Guide Labs, a San Francisco-based startup, announced the open sourcing of Steerling-8B, an 8-billion-parameter large language model. Co-founded by CEO Julius Adebayo and Chief Science Officer Aya Abdelsalam Ismail, the company introduced the model on Monday. The architecture enables full traceability of generated tokens back to their specific origins within the training data, addressing the opacity common in deep learning systems. This capability allows users to verify cited facts and analyze how the model encodes abstract concepts.
The architecture of Steerling-8B fundamentally alters the standard transformer structure by inserting a “concept layer.” This layer functions by categorizing data into traceable buckets during the training process. Unlike traditional models that treat interpretability as a post-hoc analysis task, Guide Labs engineers interpretability directly into the model’s foundation. Adebayo refers to the alternative method of analyzing neural networks as “neuroscience on a model,” contrasting it with his team’s approach of building the model from the ground up for transparency. This structural change requires significant up-front data annotation, a process the startup facilitated by utilizing other AI models to assist in labeling.
Julius Adebayo originated the research underlying Steerling-8B during his doctoral studies at the Massachusetts Institute of Technology.

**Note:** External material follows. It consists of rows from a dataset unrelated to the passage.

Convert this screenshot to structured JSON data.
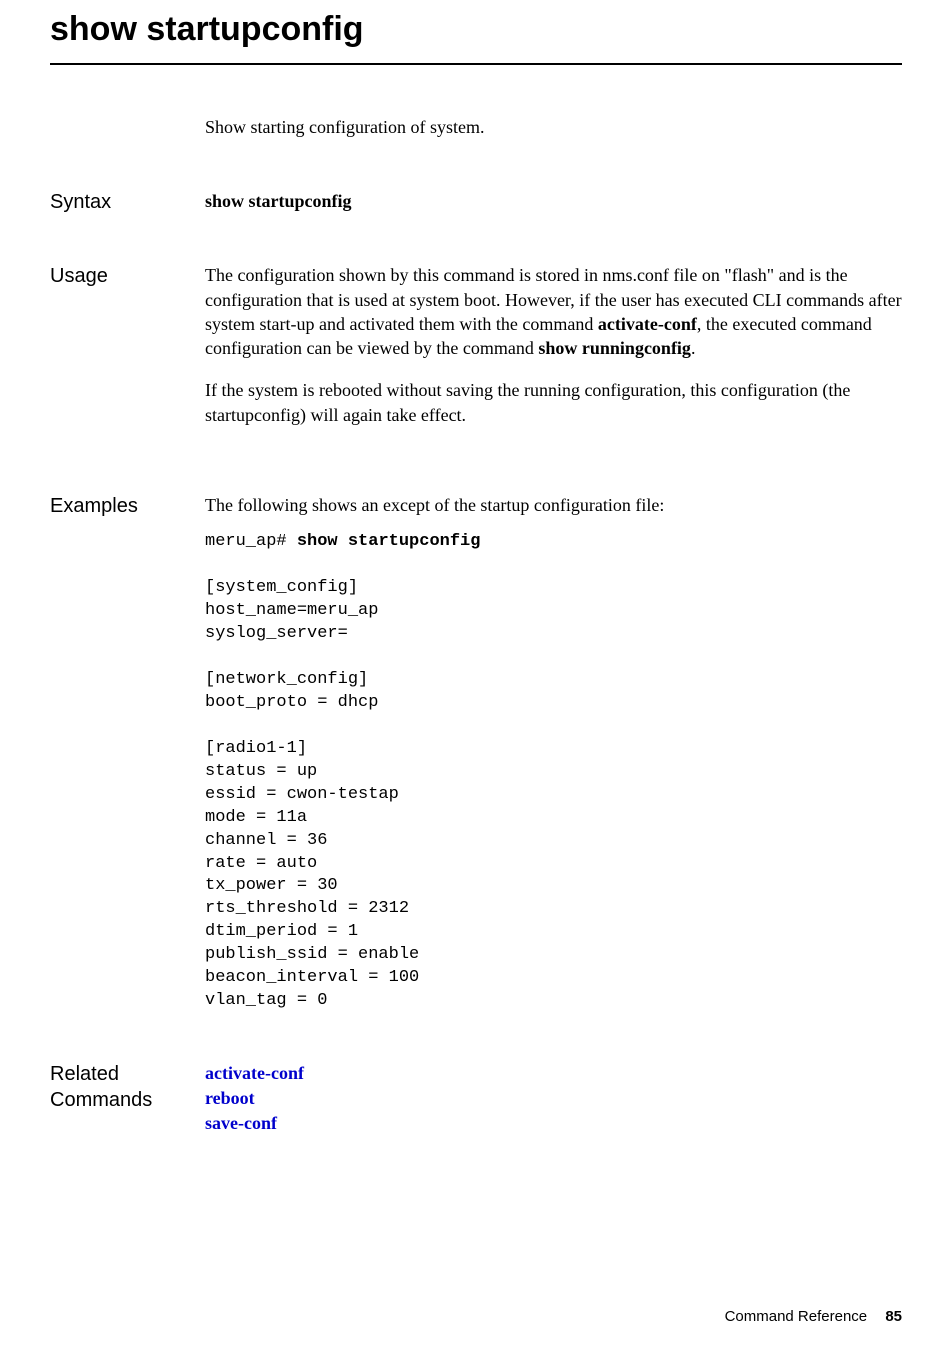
{
  "title": "show startupconfig",
  "description": "Show starting configuration of system.",
  "syntax": {
    "label": "Syntax",
    "command": "show startupconfig"
  },
  "usage": {
    "label": "Usage",
    "para1_before": "The configuration shown by this command is stored in nms.conf file on \"flash\" and is the configuration that is used at system boot. However, if the user has executed CLI commands after system start-up and activated them with the command ",
    "para1_bold1": "activate-conf",
    "para1_mid": ", the executed command configuration can be viewed by the command ",
    "para1_bold2": "show runningconfig",
    "para1_after": ".",
    "para2": "If the system is rebooted without saving the running configuration, this configuration (the startupconfig) will again take effect."
  },
  "examples": {
    "label": "Examples",
    "intro": "The following shows an except of the startup configuration file:",
    "prompt": "meru_ap# ",
    "command": "show startupconfig",
    "output": "[system_config]\nhost_name=meru_ap\nsyslog_server=\n\n[network_config]\nboot_proto = dhcp\n\n[radio1-1]\nstatus = up\nessid = cwon-testap\nmode = 11a\nchannel = 36\nrate = auto\ntx_power = 30\nrts_threshold = 2312\ndtim_period = 1\npublish_ssid = enable\nbeacon_interval = 100\nvlan_tag = 0"
  },
  "related": {
    "label": "Related Commands",
    "links": [
      "activate-conf",
      "reboot",
      "save-conf"
    ]
  },
  "footer": {
    "text": "Command Reference",
    "page": "85"
  }
}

He co-authored a widely cited paper in 2018 that demonstrated the unreliability of existing methods for understanding deep learning models. That research identified critical gaps in how developers could probe and verify the behavior of neural networks. The findings laid the groundwork for the architecture used in Steerling-8B, shifting the focus from interpreting black-box models to engineering systems where internal states are accessible by design.

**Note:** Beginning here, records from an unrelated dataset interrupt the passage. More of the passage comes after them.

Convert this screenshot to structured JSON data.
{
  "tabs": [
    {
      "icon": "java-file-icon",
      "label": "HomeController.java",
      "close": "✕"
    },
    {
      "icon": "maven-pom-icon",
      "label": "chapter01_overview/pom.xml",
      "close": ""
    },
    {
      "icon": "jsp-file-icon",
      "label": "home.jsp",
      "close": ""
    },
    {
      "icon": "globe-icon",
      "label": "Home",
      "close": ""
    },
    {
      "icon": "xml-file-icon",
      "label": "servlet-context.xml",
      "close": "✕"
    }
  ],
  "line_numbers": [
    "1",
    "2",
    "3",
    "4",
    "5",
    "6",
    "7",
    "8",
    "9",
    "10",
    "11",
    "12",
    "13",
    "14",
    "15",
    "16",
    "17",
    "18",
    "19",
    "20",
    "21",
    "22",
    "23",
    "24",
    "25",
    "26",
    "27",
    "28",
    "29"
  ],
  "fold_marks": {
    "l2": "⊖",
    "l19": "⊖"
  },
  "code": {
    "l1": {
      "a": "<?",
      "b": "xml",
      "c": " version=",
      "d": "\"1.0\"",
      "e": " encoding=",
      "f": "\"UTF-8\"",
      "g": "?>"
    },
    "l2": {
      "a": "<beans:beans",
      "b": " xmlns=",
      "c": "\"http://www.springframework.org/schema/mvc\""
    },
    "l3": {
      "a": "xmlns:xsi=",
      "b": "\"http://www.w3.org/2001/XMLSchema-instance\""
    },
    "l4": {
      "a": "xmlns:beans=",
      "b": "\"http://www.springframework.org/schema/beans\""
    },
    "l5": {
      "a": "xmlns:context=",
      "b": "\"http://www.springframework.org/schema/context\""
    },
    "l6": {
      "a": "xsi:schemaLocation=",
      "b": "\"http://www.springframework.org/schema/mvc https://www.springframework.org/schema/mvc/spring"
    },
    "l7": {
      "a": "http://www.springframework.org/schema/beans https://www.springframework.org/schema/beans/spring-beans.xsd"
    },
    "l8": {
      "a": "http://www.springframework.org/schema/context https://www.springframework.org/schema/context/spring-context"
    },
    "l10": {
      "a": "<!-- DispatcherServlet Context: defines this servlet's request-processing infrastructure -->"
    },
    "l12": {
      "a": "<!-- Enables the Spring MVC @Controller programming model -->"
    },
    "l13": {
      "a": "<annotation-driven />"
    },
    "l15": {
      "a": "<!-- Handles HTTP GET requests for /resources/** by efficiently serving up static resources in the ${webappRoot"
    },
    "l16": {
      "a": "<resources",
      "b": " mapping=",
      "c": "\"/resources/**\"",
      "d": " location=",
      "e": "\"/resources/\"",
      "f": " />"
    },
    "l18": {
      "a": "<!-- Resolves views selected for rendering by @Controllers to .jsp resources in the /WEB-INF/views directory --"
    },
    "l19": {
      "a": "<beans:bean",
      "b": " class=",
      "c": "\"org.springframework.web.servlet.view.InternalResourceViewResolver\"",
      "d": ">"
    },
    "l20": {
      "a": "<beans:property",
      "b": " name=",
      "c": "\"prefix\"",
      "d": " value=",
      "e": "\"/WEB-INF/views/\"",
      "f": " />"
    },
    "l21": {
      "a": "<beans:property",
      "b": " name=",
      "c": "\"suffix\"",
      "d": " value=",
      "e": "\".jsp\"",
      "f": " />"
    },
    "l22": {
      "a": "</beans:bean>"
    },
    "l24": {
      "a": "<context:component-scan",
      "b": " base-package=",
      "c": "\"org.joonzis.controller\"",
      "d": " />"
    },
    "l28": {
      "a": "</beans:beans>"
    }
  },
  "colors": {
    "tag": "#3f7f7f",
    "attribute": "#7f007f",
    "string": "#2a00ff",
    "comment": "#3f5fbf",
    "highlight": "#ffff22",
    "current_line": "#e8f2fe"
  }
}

Despite the structural constraints imposed by the concept layer, Steerling-8B retains the ability to exhibit emergent behaviors. The development team tracks what they define as “discovered concepts,” which are capabilities the model generates autonomously without explicit training. One specific example identified by the team involves the model’s understanding of quantum computing. This suggests that the architecture does not prevent the model from generalizing to new domains, a key characteristic of advanced large language models.

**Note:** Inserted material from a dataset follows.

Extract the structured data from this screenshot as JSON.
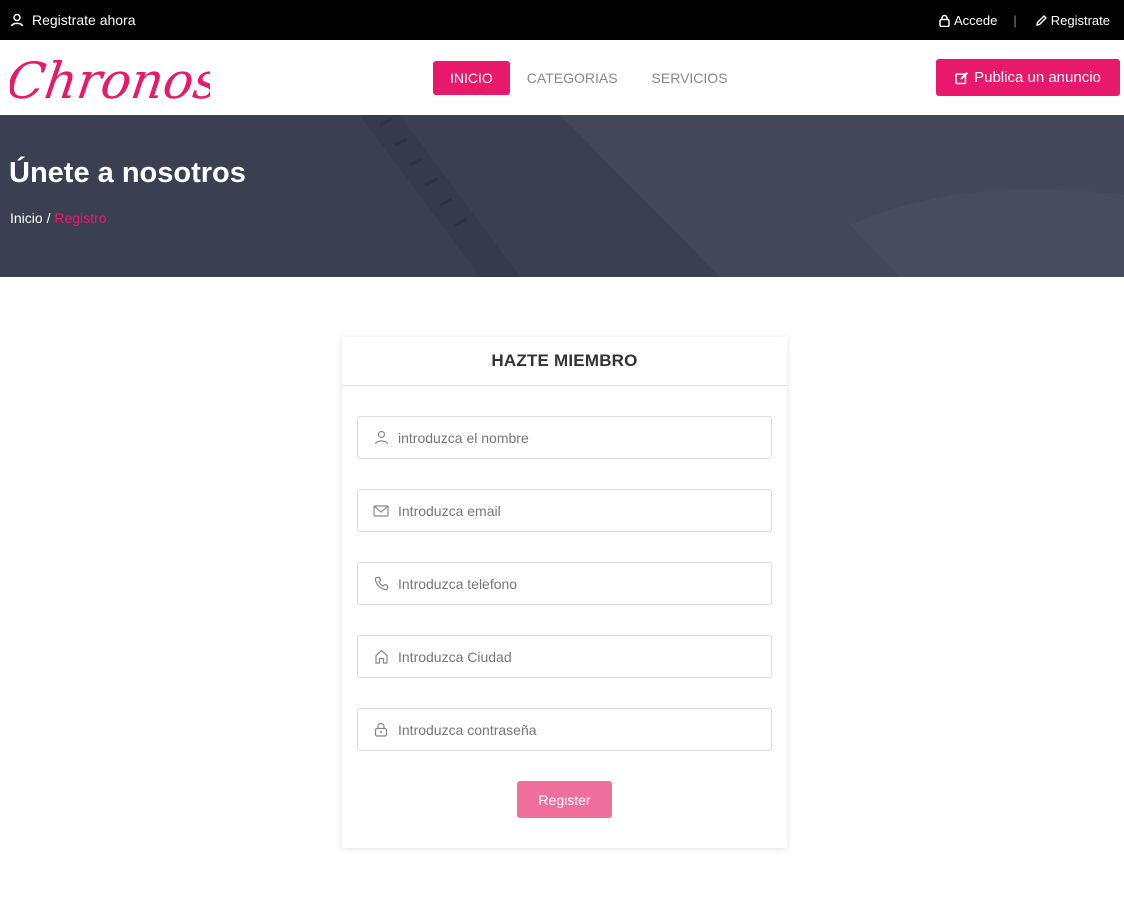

Steerling-8B achieves approximately 90% of the capability of existing frontier models while utilizing less training data. The efficiency gains are attributed to the novel architecture, which reduces the data requirements typically associated with training high-performing LLMs. This performance ratio positions the model competitively against larger, more resource-intensive counterparts currently available in the market.
Video: Guide Labs
Guide Labs positions the architecture as a solution for high-stakes applications requiring strict control over model outputs. Julius Adebayo outlined several use cases where traceability is essential. In consumer applications, the technology can prevent the use of copyrighted materials and control outputs regarding sensitive subjects such as violence or drug abuse. For regulated industries, specifically finance, the model can evaluate loan applicants based on financial records while explicitly excluding protected attributes like race. In scientific research, such as protein folding, the model provides insight into the reasoning behind specific protein structure predictions, addressing the “black box” problem in computational biology.
Adebayo argues that training interpretable models has transitioned from a scientific challenge to an engineering discipline. He stated that the team has resolved the foundational science required for transparency and is now focused on scalability. The goal is to match the performance of frontier models with significantly higher parameter counts while maintaining the interpretability benefits of Steerling-8B. The company asserts that democratizing this level of transparency is a long-term necessity as AI systems become more autonomous.
Guide Labs emerged from the Y Combinator accelerator and secured $9 million in a seed funding round. The investment was led by Initialized Capital and closed in November 2024. The capital is intended to support the expansion of the company’s research and development efforts.
The company’s immediate roadmap includes building a larger model based on the Steerling architecture. Future plans also involve offering API access and agentic capabilities to external users. These steps aim to transition the technology from a research prototype to a widely accessible tool for developers and enterprises.